As productions ceased, cinemas closed and festivals were cancelled, the Film and TV Charity saw enormous need among a largely-freelance workforce. "We were getting calls from people who weren't going to be able to pay the rent or put food on the table," says Alex. The charity launched the Covid-19 Film and TV Emergency Relief Fund in partnership with the British Film Institute, raising £3m from donations from industry stalwarts including Netflix, Sky and WarnerMedia. Nearly 2,000 people working in the film and broadcast industries benefited from grants during a two-month period, and the charity is focused on putting mental health on the agenda as productions restart.

"We are a people industry – they're the lifeblood of absolutely everything that we do," says Alex. "I think the ways in which people have been helping one another out is the most heartening thing that I've seen. I think if we can come out of this a kinder, stronger, more positive place to work, that will be a really positive legacy from everything that we've experienced through this period."

Sébastien Devaud's home office setup, with cameras, monitors, lenses and lighting equipment.
Sébastien Devaud turned his camera storeroom into a fully functioning studio, allowing him to shoot professional videos from his home. "I realised that the future will be to work at distance for a lot of things," he says. "There is now a part of my home which is more professional than before." © Sébastien Devaud
Sébastien Devaud working on location, positioning his Canon kit on a tripod by the coast.
"I am sure the future will see more remote working," says Sébastien. "It's become possible to work at distance – I can send files online, even if they are 4K – so we have to adapt, not live in the past." © Sébastien Devaud

The future of filmmaking

As shoots have begun to restart, "things have changed dramatically," says Patrick. "You've got gloves on, you've got a mask on, you're staying away from people. You've got to clean your equipment before and after each shoot. Coming out of lockdown, having lightweight, efficient equipment is really important.
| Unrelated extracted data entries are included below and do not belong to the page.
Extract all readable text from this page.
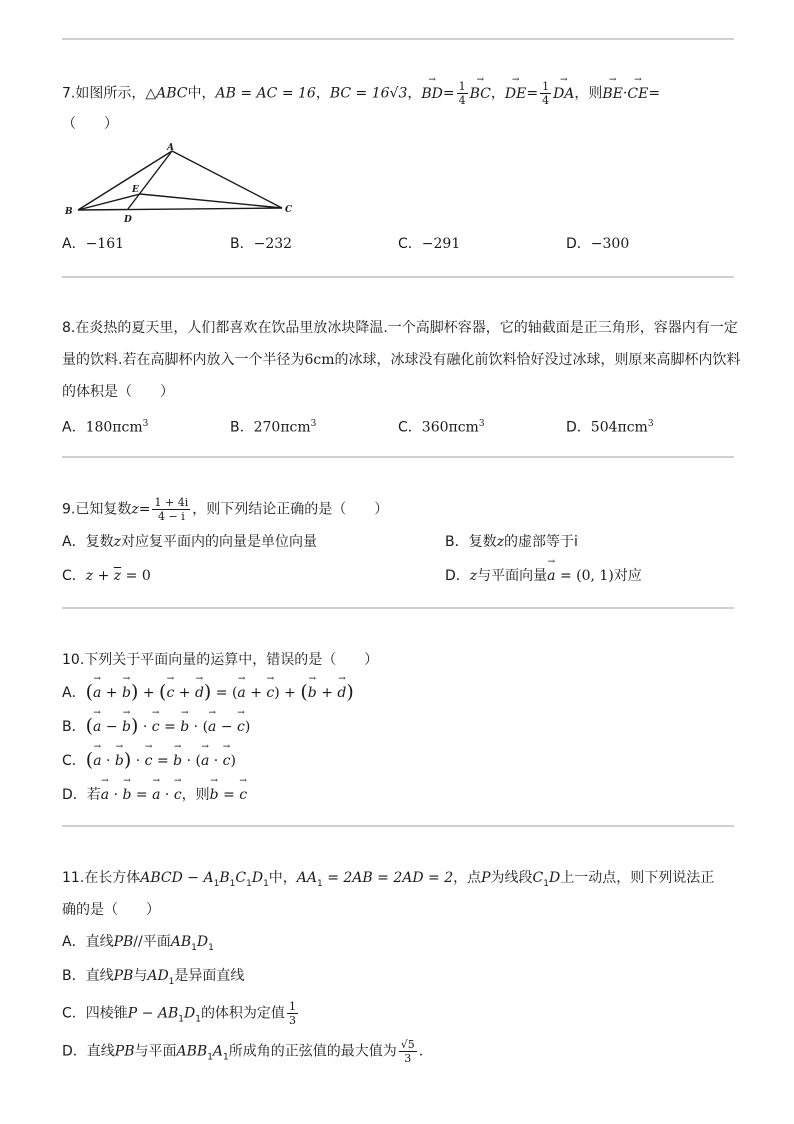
7.如图所示，△ABC中，AB = AC = 16，BC = 16√3，→ $BD= \frac{1}{4}$ → BC，→ $DE= \frac{1}{4}$ → DA，则→ BE·→ CE=
（　　）
A
B	C
D
E
A．−161	B．−232	C．−291	D．−300
8.在炎热的夏天里，人们都喜欢在饮品里放冰块降温.一个高脚杯容器，它的轴截面是正三角形，容器内有一定
量的饮料.若在高脚杯内放入一个半径为6cm的冰球，冰球没有融化前饮料恰好没过冰球，则原来高脚杯内饮料
的体积是（　　）
A．180πcm$^3$	B．270πcm$^3$	C．360πcm$^3$	D．504πcm$^3$
9.已知复数$z= \frac{1 + 4i}{4 - i}$ ，则下列结论正确的是（　　）
A．复数z对应复平面内的向量是单位向量	B．复数z的虚部等于i
C．$z + \overline{z} = 0$	D．z与平面向量→ a = (0, 1)对应
10.下列关于平面向量的运算中，错误的是（　　）
A．(→ a + → b) + (→ c + → d) = (→ a + → c) + (→ b + → d)
B．(→ a − → b) · → c = → b · (→ a − → c)
C．(→ a · → b) · → c = → b · (→ a · → c)
D．若→ a · → b = → a · → c，则→ b = → c
11.在长方体ABCD − $A_1B_1C_1D_1$中，$AA_1 = 2AB = 2AD = 2$，点P为线段$C_1D$上一动点，则下列说法正
确的是（　　）
A．直线PB//平面$AB_1D_1$
B．直线PB与$AD_1$是异面直线
C．四棱锥$P - AB_1D_1$的体积为定值 $\frac{1}{3}$
D．直线PB与平面$ABB_1A_1$所成角的正弦值的最大值为 $\frac{√5}{3}$ .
I'm having to work much more on my own now, or in much smaller teams."

Patrick's Canon EOS C500 Mark II and Canon EOS C300 Mark II are small enough for him to carry both cameras himself. "I'm thrilled to be able to use the full-frame Canon EOS C500 Mark II," he adds. "It's a whole new optical world."

As well as prioritising safety, the new environment also brings creative challenges. "You think up shots and, more often than not, now they have to be modified to fit within the guidelines of what's safe," says Patrick. "Social distancing has huge implications for how you shoot drama, and how you shoot people interacting." Patrick is developing new techniques including separating himself, a director and an interview subject with thick black fabric when shooting interviews.
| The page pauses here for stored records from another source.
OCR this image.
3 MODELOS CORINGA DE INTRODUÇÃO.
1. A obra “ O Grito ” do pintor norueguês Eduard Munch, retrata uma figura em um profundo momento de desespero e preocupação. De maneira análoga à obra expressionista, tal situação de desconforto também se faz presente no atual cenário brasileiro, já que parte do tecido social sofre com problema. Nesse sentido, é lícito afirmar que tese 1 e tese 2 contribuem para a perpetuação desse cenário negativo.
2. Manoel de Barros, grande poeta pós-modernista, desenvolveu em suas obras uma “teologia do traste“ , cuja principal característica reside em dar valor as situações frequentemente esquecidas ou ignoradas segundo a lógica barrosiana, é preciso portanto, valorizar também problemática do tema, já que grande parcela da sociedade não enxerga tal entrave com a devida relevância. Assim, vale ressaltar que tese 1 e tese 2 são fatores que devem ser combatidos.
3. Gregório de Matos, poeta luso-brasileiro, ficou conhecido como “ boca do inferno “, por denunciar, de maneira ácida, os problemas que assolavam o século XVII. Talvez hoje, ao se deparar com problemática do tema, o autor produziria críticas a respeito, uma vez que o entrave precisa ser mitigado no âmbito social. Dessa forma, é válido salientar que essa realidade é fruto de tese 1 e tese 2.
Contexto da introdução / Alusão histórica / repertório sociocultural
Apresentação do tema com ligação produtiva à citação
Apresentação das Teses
"Going forward, I think it's inevitable that we'll continue to see a lack of travel, a need for small, agile crews, and crew members wearing multiple hats," says Stitch, who hopes this might be an opportunity for the industry to become more environmentally conscious. "Film production historically has been quite a wasteful industry. I hope that a big change will be a lower carbon footprint."

"I think the really interesting thing for filmmakers now is that the rule book has been ripped up," says Alex. "What I'm hearing from commissioners and funders now is that they're really open to new ideas. I think this is a tremendous opportunity for us to take on new perspectives, to absorb new voices into our industry and tell new stories in different ways."